Conclusion : Solution indiquée : Autre.
Chronologie du litige
Dates détectées automatiquement- Accident du travail accident du travail en date du 29 avril 2019
- Appel formé Appelant : LA SAS [1] (société / employeur probable) · a interjeté appel de ce jugement qui lui a été notifié le 27 mai 2022
- Arrêt d'appel Cour d'appel de Rennes
Texte de la décision
9ème Ch Sécurité Sociale ARRÊT N° Copie certifiée conforme délivrée le: à: -Emmanuelle PRUAL, Conseillère Assesseur : Monsieur Bruno GUINET, Conseiller GREFFIER : Monsieur Philippe LE BOUDEC lors des débats et lors du prononcé DÉBATS : A l'audience publique du 10 Mars 2026 devant Monsieur Bruno GUINET, magistrat chargé d'instruire l'affaire, tenant seul l'audience, sans opposition des représentants des parties et qui a rendu compte au délibéré collégial ARRÊT : Contradictoire, prononcé publiquement le 27 Mai 2026 par mise à disposition au greffe comme indiqué à l'issue des débats DÉCISION DÉFÉRÉE A LA COUR: Date de la décision attaquée : 20 Mai 2022 Décision attaquée : Jugement Juridiction : Tribunal Judiciaire de RENNES - Pôle Social Références : 20/00772 **** APPELANTE : LA SAS [1] [Adresse 1] [Localité 1] représentée par Me Xavier BONTOUX de la SAS BDO AVOCATS, avocat au barreau de LYON substitué par Me Quentin TIROLE, avocat au barreau de LYON INTIMÉE : LA CAISSE PRIMAIRE D'ASSURANCE MALADIE DES HAUTES PYRENNEES [Adresse 2] [Localité 2] représentée par Madame [P] [Q] en vertu d'un pouvoir spécial EXPOSÉ DU LITIGE Le 2 août 2019, la caisse primaire d'assurance maladie des Hautes Pyrénées (la caisse) a pris en charge l'accident survenu le 29 avril 2019 à M. [S] [F], salarié au sein de la SAS [1] (la société) en tant que découpeur accrocheur, au titre de la législation sur les risques professionnels.
La date de consolidation a été fixée au 15 mars 2020.

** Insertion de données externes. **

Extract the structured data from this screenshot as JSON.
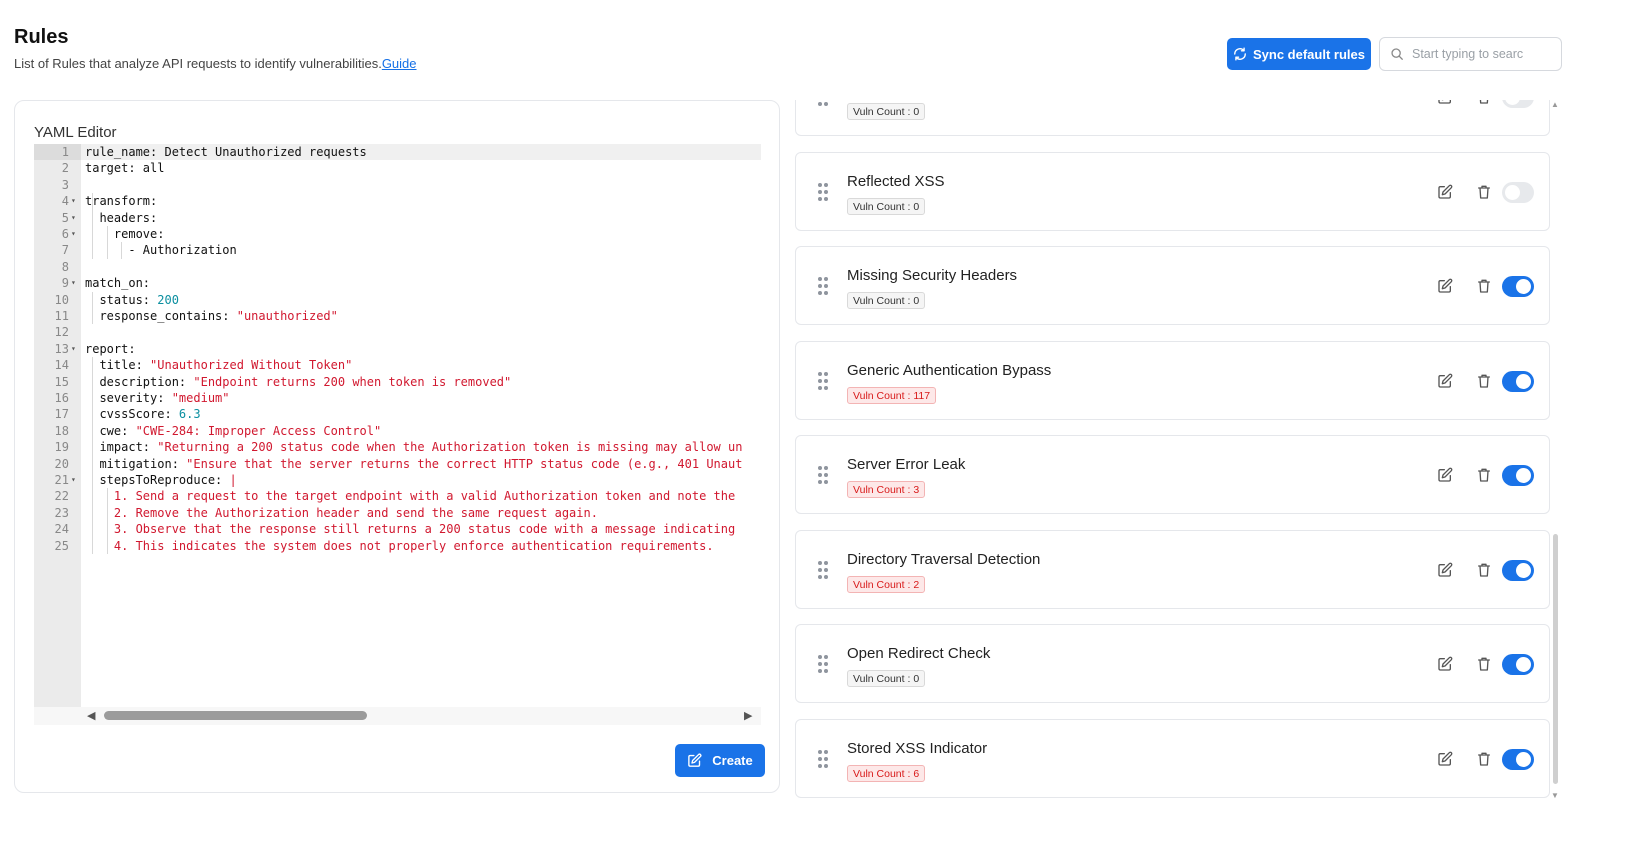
{
  "header": {
    "title": "Rules",
    "subtitle": "List of Rules that analyze API requests to identify vulnerabilities.",
    "guide_link": "Guide",
    "sync_button": "Sync default rules",
    "search_placeholder": "Start typing to searc"
  },
  "editor": {
    "label": "YAML Editor",
    "create_button": "Create",
    "lines": [
      {
        "n": "1",
        "fold": false,
        "code": "rule_name: Detect Unauthorized requests"
      },
      {
        "n": "2",
        "fold": false,
        "code": "target: all"
      },
      {
        "n": "3",
        "fold": false,
        "code": ""
      },
      {
        "n": "4",
        "fold": true,
        "code": "transform:"
      },
      {
        "n": "5",
        "fold": true,
        "code": "  headers:"
      },
      {
        "n": "6",
        "fold": true,
        "code": "    remove:"
      },
      {
        "n": "7",
        "fold": false,
        "code": "      - Authorization"
      },
      {
        "n": "8",
        "fold": false,
        "code": ""
      },
      {
        "n": "9",
        "fold": true,
        "code": "match_on:"
      },
      {
        "n": "10",
        "fold": false,
        "code": "  status: ",
        "num": "200"
      },
      {
        "n": "11",
        "fold": false,
        "code": "  response_contains: ",
        "str": "\"unauthorized\""
      },
      {
        "n": "12",
        "fold": false,
        "code": ""
      },
      {
        "n": "13",
        "fold": true,
        "code": "report:"
      },
      {
        "n": "14",
        "fold": false,
        "code": "  title: ",
        "str": "\"Unauthorized Without Token\""
      },
      {
        "n": "15",
        "fold": false,
        "code": "  description: ",
        "str": "\"Endpoint returns 200 when token is removed\""
      },
      {
        "n": "16",
        "fold": false,
        "code": "  severity: ",
        "str": "\"medium\""
      },
      {
        "n": "17",
        "fold": false,
        "code": "  cvssScore: ",
        "num": "6.3"
      },
      {
        "n": "18",
        "fold": false,
        "code": "  cwe: ",
        "str": "\"CWE-284: Improper Access Control\""
      },
      {
        "n": "19",
        "fold": false,
        "code": "  impact: ",
        "str": "\"Returning a 200 status code when the Authorization token is missing may allow un"
      },
      {
        "n": "20",
        "fold": false,
        "code": "  mitigation: ",
        "str": "\"Ensure that the server returns the correct HTTP status code (e.g., 401 Unaut"
      },
      {
        "n": "21",
        "fold": true,
        "code": "  stepsToReproduce: ",
        "str": "|"
      },
      {
        "n": "22",
        "fold": false,
        "code": "    ",
        "str": "1. Send a request to the target endpoint with a valid Authorization token and note the"
      },
      {
        "n": "23",
        "fold": false,
        "code": "    ",
        "str": "2. Remove the Authorization header and send the same request again."
      },
      {
        "n": "24",
        "fold": false,
        "code": "    ",
        "str": "3. Observe that the response still returns a 200 status code with a message indicating"
      },
      {
        "n": "25",
        "fold": false,
        "code": "    ",
        "str": "4. This indicates the system does not properly enforce authentication requirements."
      }
    ]
  },
  "rules": [
    {
      "name": "",
      "vuln": "Vuln Count : 0",
      "hot": false,
      "enabled": false
    },
    {
      "name": "Reflected XSS",
      "vuln": "Vuln Count : 0",
      "hot": false,
      "enabled": false
    },
    {
      "name": "Missing Security Headers",
      "vuln": "Vuln Count : 0",
      "hot": false,
      "enabled": true
    },
    {
      "name": "Generic Authentication Bypass",
      "vuln": "Vuln Count : 117",
      "hot": true,
      "enabled": true
    },
    {
      "name": "Server Error Leak",
      "vuln": "Vuln Count : 3",
      "hot": true,
      "enabled": true
    },
    {
      "name": "Directory Traversal Detection",
      "vuln": "Vuln Count : 2",
      "hot": true,
      "enabled": true
    },
    {
      "name": "Open Redirect Check",
      "vuln": "Vuln Count : 0",
      "hot": false,
      "enabled": true
    },
    {
      "name": "Stored XSS Indicator",
      "vuln": "Vuln Count : 6",
      "hot": true,
      "enabled": true
    }
  ],
  "colors": {
    "accent": "#1a73e8",
    "string": "#d1182f",
    "number": "#0b8fa0",
    "badge_hot_bg": "#fde8e8",
    "badge_hot_text": "#d81b1b"
  }
}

Par décision du 26 mai 2020, la caisse a notifié à la société le taux d'incapacité permanente partielle (IPP) attribué à M. [F] évalué à 20 % à compter du 16 mars 2020 au titre des séquelles de l'accident du 29 avril 2019 à type de « limitation moyenne des tous les mouvements de l'épaule droite dominante ».
Le 18 juin 2020, contestant ce taux, la société a saisi la commission médicale de recours amiable, laquelle a rejeté son recours lors de sa séance du 13 octobre 2020.
La société a alors porté le litige devant le pôle social du tribunal judiciaire de Rennes le 27 octobre 2020.
Par jugement du 20 mai 2022, ce tribunal a : - dit qu'à la date du 15 mars 2020, le taux d'IPP opposable à la société suite à l'accident du travail en date du 29 avril 2019 sur la personne de M. [F] est de 20 % ; - débouté la société de son recours ; - condamné la société aux dépens ; - rejeté les demandes plus amples ou contraires formées par les parties.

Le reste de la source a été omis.